Coptic Billionaire Not Guilty of 'Insulting Islam,' Egypt Court Rules

A Coptic Christian billionaire who was sued for posting a controversial cartoon did not insult Islam, an Egyptian court ruled Tuesday.

Media mogul Naguib Sawiris should not be sued, the court ruled, ordering the plaintiff in the case to pay the court an amount equal to $10.00 in fees.

Geoffrey Mock, Egypt Country Specialist for Amnesty International USA, told The Christian Post that this was one of many similar cases in the Egyptian court system regarding freedom of expression and charges of insulting Islam.

"The charges brought against Naguib are part of article 98(f) of the Penal Code that have been used by Egyptians to restrict freedom of religion and expression of people of several different faiths," said Mock.

"What all these cases show is that the old laws under Mubarak that muzzled freedom of expression are still in strong play and need to be eliminated."

Mock also told CP that although some may see the court's decision as an indicator that the political situation in Egypt is improving, he did not believe this was necessarily the case.

"I think Naguib probably had some fortune in getting an independent judge, but at least he had the opportunity to present a defense," said Mock.

"Parts of Egypt's judiciary have always shown a vigorous independence from political authority, which is why both the Mubarak and the current regimes have to put so much energy into building their own military court system where they could better control outcomes."

The controversy began in June 2011, when Sawiris tweeted a cartoon portraying Mickey Mouse with a beard and Minnie Mouse with a black veil covering her face.
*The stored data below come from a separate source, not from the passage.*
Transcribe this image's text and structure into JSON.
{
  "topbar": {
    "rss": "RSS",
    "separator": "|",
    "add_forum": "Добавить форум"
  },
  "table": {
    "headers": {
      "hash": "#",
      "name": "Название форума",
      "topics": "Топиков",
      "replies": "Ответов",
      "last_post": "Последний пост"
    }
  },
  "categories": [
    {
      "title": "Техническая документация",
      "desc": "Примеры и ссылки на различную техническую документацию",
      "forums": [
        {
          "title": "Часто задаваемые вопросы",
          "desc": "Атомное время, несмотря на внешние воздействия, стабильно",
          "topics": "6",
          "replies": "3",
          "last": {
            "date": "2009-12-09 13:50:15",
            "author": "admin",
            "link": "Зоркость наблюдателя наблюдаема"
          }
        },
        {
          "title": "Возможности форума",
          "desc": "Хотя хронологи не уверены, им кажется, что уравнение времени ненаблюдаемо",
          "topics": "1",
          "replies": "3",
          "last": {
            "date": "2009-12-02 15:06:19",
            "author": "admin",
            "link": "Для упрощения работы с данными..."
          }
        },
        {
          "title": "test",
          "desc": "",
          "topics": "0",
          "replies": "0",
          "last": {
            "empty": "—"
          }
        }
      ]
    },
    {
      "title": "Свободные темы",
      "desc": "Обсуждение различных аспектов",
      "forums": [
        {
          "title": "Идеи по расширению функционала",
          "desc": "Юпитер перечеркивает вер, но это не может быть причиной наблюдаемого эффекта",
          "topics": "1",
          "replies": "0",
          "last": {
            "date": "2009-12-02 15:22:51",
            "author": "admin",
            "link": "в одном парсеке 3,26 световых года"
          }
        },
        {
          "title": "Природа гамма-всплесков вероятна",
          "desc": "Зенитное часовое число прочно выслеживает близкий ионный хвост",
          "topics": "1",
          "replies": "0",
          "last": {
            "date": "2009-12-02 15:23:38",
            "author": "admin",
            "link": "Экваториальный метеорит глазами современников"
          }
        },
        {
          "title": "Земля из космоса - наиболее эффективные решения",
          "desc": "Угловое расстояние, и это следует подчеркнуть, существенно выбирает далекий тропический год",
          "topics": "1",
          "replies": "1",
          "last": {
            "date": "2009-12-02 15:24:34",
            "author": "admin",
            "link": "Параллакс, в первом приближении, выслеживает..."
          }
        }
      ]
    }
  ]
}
The cartoon was meant to showcase the concern many people had with the growth of conservative Islamic politics in Egypt. The tweet prompted much outrage and in response to the backlash, Sawiris removed the cartoon and issued an apology.

"I apologize for those who don't take this as a joke; I just thought it was a funny picture; no disrespect meant. I am sorry," tweeted Sawiris.

Last month, Sawiris was brought to court for his post, with the charge of "blasphemy and insulting Islam" put against him. Many saw the incident as yet another example of how the situation in Egypt for Christians had become worse since the overthrow of former President Hosni Mubarak. Others also felt there was a political component to the trial, as Sawiris had helped found a liberal political party coalition that held a small number of seats in the Egyptian Parliament.

Although the trial has been dismissed, Sawiris' legal issues have not yet ended. Mamdouh Ismail, recently elected lawmaker belonging to the Al-Nour Party, also filed suit against Sawiris in a separate court. The Al-Nour party is a political group that subscribes to Salafism, an ultraconservative branch of Islam closely related to the Wahhabist ideology that is established in Saudi Arabia.